Gas prices approaching $5 a gallon are displayed in front of a Shell gas station on October 05, 2021 in San Rafael, California. Photo by Justin Sullivan/Getty Images
  • Gas prices in a small California town hit $7.59 per gallon of regular unleaded this week.

  • That's nearly double the national average, which is at a seven-year high.

  • As ever, a variety of complex factors play into the cost of gasoline.

This week at your average American gas station, you're likely to find prices in the $3.50 range for one gallon of regular unleaded gasoline.

But if you're in rural California along the Big Sur coastline, you could pay more than double that price.

In Gorda, for instance, one gas station is charging a whopping $7.59 per gallon of regular unleaded, and premium is just shy of $8.50 per gallon, local ABC affiliate KFSN reported on Thursday.

Even if you're filling up a car with a relatively small tank, at $7.59 per gallon, you're looking at over $75 for just 10 gallons.

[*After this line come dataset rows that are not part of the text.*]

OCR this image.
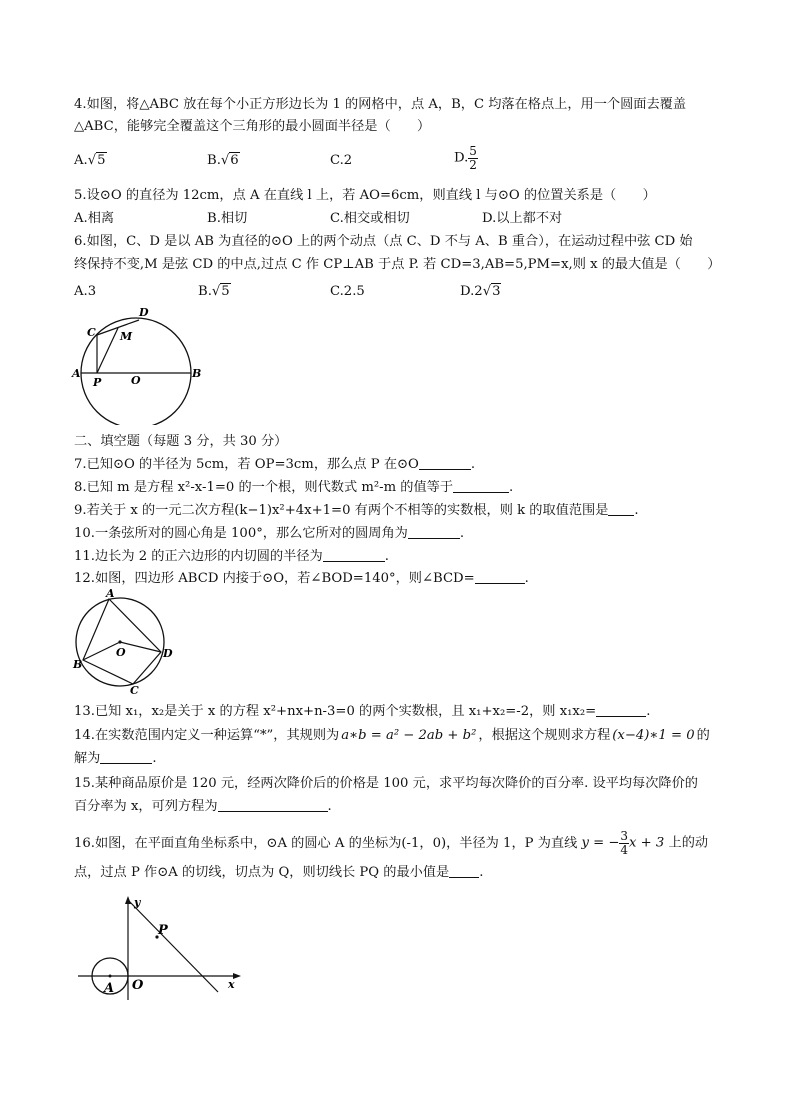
4.如图，将△ABC 放在每个小正方形边长为 1 的网格中，点 A，B，C 均落在格点上，用一个圆面去覆盖
△ABC，能够完全覆盖这个三角形的最小圆面半径是（　　）
A.√5	B.√6	C.2	D. $\frac{5}{2}$
5.设⊙O 的直径为 12cm，点 A 在直线 l 上，若 AO=6cm，则直线 l 与⊙O 的位置关系是（　　）
A.相离	B.相切	C.相交或相切	D.以上都不对
6.如图，C、D 是以 AB 为直径的⊙O 上的两个动点（点 C、D 不与 A、B 重合），在运动过程中弦 CD 始
终保持不变,M 是弦 CD 的中点,过点 C 作 CP⊥AB 于点 P. 若 CD=3,AB=5,PM=x,则 x 的最大值是（　　）
A.3	B.√5	C.2.5	D.2√3
C
D
M
A
P	O
B
二、填空题（每题 3 分，共 30 分）
7.已知⊙O 的半径为 5cm，若 OP=3cm，那么点 P 在⊙O	.
8.已知 m 是方程 x²-x-1=0 的一个根，则代数式 m²-m 的值等于	.
9.若关于 x 的一元二次方程(k−1)x²+4x+1=0 有两个不相等的实数根，则 k 的取值范围是 .
10.一条弦所对的圆心角是 100°，那么它所对的圆周角为	.
11.边长为 2 的正六边形的内切圆的半径为	.
12.如图，四边形 ABCD 内接于⊙O，若∠BOD=140°，则∠BCD=	.
A
B
C
D
O
13.已知 x₁，x₂是关于 x 的方程 x²+nx+n-3=0 的两个实数根，且 x₁+x₂=-2，则 x₁x₂=	.
14.在实数范围内定义一种运算“*”，其规则为 a∗b = a² − 2ab + b² ，根据这个规则求方程 (x−4)∗1 = 0 的
解为	.
15.某种商品原价是 120 元，经两次降价后的价格是 100 元，求平均每次降价的百分率. 设平均每次降价的
百分率为 x，可列方程为	.
16.如图，在平面直角坐标系中，⊙A 的圆心 A 的坐标为(-1，0)，半径为 1，P 为直线 y = − $\frac{3}{4}$ x + 3 上的动
点，过点 P 作⊙A 的切线，切点为 Q，则切线长 PQ 的最小值是 .
y
x
P
A O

It's not just you: Gasoline prices are at a seven-year high, according to federal data. Though there are some clear reasons for this that are particular to this moment in time, such as the ongoing effects of the global pandemic, gas prices are the result of a variety of complex factors.

The cartel of oil exporters that control the oil market, for instance, has a huge amount of influence over the price of gasoline. That group, which includes OPEC and other oil-producing nations, recently reconfirmed plans to gradually increase oil production despite pressure from the United States and India.

Unfortunately, the upward trend in gasoline prices is expected to continue, according to AAA.

"With oil prices remaining elevated, pump prices will follow suit because the cost of crude oil accounts for more than half of the price of each gallon of gas," a blog post from the American Automobile Association said. Oil demand, the post said, is only expected to increase as winter approaches, and that could put more pressure on supply in the coming months.